Our experience has been that you will need about 6 to 12 months before your credit recovers enough to permit you to qualify for a mortgage or a car loan. Credit cards are much easier to get, although you may have to start with a secured card that will turn into an unsecured credit card.
Because there is no risk to a secured lender that you will file another bankruptcy anytime soon, you become a good risk for a loan, especially for a loan secured by collateral such as a home or car.
Often, the problem you will face post Chapter 7 will be the absence of any credit. As soon as you can establish some credit - perhaps with a credit card or personal loan - you will become eligible for a real estate or motor vehicle loan.

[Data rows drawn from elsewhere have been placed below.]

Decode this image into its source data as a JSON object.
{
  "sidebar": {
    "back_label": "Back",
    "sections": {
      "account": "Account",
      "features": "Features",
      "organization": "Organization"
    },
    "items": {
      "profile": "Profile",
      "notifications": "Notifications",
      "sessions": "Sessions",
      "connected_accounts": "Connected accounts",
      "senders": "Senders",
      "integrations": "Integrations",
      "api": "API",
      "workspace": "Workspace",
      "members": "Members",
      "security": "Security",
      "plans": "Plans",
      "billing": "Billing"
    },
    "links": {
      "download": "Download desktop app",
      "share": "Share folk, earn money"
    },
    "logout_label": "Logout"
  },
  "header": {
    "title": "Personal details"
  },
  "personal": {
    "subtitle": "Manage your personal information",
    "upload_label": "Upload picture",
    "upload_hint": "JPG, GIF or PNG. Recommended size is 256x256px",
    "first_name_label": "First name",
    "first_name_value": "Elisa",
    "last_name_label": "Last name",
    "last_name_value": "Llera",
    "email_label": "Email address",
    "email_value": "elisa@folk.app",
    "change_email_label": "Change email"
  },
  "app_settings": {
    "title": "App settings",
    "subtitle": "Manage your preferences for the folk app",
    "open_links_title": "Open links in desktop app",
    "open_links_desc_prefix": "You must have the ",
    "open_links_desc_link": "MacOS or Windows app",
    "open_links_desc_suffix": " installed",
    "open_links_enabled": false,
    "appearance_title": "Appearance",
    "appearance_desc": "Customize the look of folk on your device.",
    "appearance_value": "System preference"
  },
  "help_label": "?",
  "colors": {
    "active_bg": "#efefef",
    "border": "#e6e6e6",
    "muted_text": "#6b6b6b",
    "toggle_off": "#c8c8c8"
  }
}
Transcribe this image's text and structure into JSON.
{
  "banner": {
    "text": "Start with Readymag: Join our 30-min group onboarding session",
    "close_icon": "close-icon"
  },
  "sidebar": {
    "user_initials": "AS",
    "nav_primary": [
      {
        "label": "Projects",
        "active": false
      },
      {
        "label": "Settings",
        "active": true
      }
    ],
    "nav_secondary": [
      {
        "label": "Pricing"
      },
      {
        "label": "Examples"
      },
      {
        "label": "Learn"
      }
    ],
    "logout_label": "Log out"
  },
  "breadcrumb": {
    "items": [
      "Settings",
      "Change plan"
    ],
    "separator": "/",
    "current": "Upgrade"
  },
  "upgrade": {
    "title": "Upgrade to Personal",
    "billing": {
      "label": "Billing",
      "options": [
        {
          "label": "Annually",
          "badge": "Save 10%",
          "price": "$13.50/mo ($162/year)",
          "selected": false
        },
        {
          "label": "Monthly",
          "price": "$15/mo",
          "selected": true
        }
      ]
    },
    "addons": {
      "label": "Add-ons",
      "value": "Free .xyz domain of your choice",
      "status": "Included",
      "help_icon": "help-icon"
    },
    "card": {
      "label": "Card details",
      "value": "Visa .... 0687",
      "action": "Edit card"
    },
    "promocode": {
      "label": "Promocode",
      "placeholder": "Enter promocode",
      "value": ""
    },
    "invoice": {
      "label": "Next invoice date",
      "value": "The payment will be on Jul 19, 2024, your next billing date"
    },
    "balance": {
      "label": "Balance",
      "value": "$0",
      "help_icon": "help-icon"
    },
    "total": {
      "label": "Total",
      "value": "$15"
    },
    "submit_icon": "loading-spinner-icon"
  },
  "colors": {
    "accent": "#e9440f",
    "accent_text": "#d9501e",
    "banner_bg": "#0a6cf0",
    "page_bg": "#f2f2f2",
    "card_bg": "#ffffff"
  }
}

After your Chapter 7 discharge is issued, you are a much better credit risk than you were the day before you filed bankruptcy. First, all of your debt is gone - there is no problem with your debt to income ratio and, presumably, your household budget is now in the black.
Second, following discharge you are legally precluded from filing another Chapter 7 for eight years. This limitation on filing bankruptcy makes you a much more attractive customer than your next door neighbor, who could presumably file Chapter 7 tomorrow.
Believe it or not, we often receive credit card solicitations to pass along to our clients even before the Chapter 7 discharge is issued. Not every credit card issuer takes such an aggressive approach but you will be able to find post-bankruptcy credit card credit in a matter of hours if you so choose. And remember, once you have established and paid timely on a new credit card account, you will be opening a door to qualifying for a mortgage or car loan in short order.
As a general rule, you cannot open any new credit accounts while in Chapter 13 unless you get special permission from the bankruptcy judge. You will also need to find a lender who will extend credit.
We have successfully represented clients who needed to finance motor vehicles (to replace a vehicle destroyed in an accident) and clients who needed to purchase or refinance a home. These “in bankruptcy” loans require a lot of paperwork and your outcome will depend on the unique circumstances of your case.
Once you get your Chapter 13 discharge (after paying into your plan for 5 years), you will find that your credit will bounce back within 6 to 12 months. Our experience has been that Chapter 13 debtors will see their credit come back a little faster than Chapter 7 debtors but, again, you will be out of the new credit universe for 5 years when you start to apply.
Chapter 13 differs fundamentally from Chapter 7 in that Chapter 13 functions as a payment plan. However, the amount that creditors get paid under a Chapter 13 can range from 1 penny on the dollar to 100 cents on the dollar (full repay). Generally the closer you are to a 100% plan the faster your credit will bounce back.
If you are paying an ongoing mortgage payment or vehicle payment as part of your Chapter 13 plan, your credit reports will reflect those on-going payments. When your Chapter 13 ends and you apply for credit, these current, on-going payments will help qualify you for unsecured credit.
Finally, note that any reference to Chapter 13 will come off your credit report 7 years after the date you file Chapter 13 bankruptcy. The 5 year term of your Chapter 13 plan counts towards this 7 years so about 2 years after you receive your Chapter 13 discharge your credit report will not reference bankruptcy at all.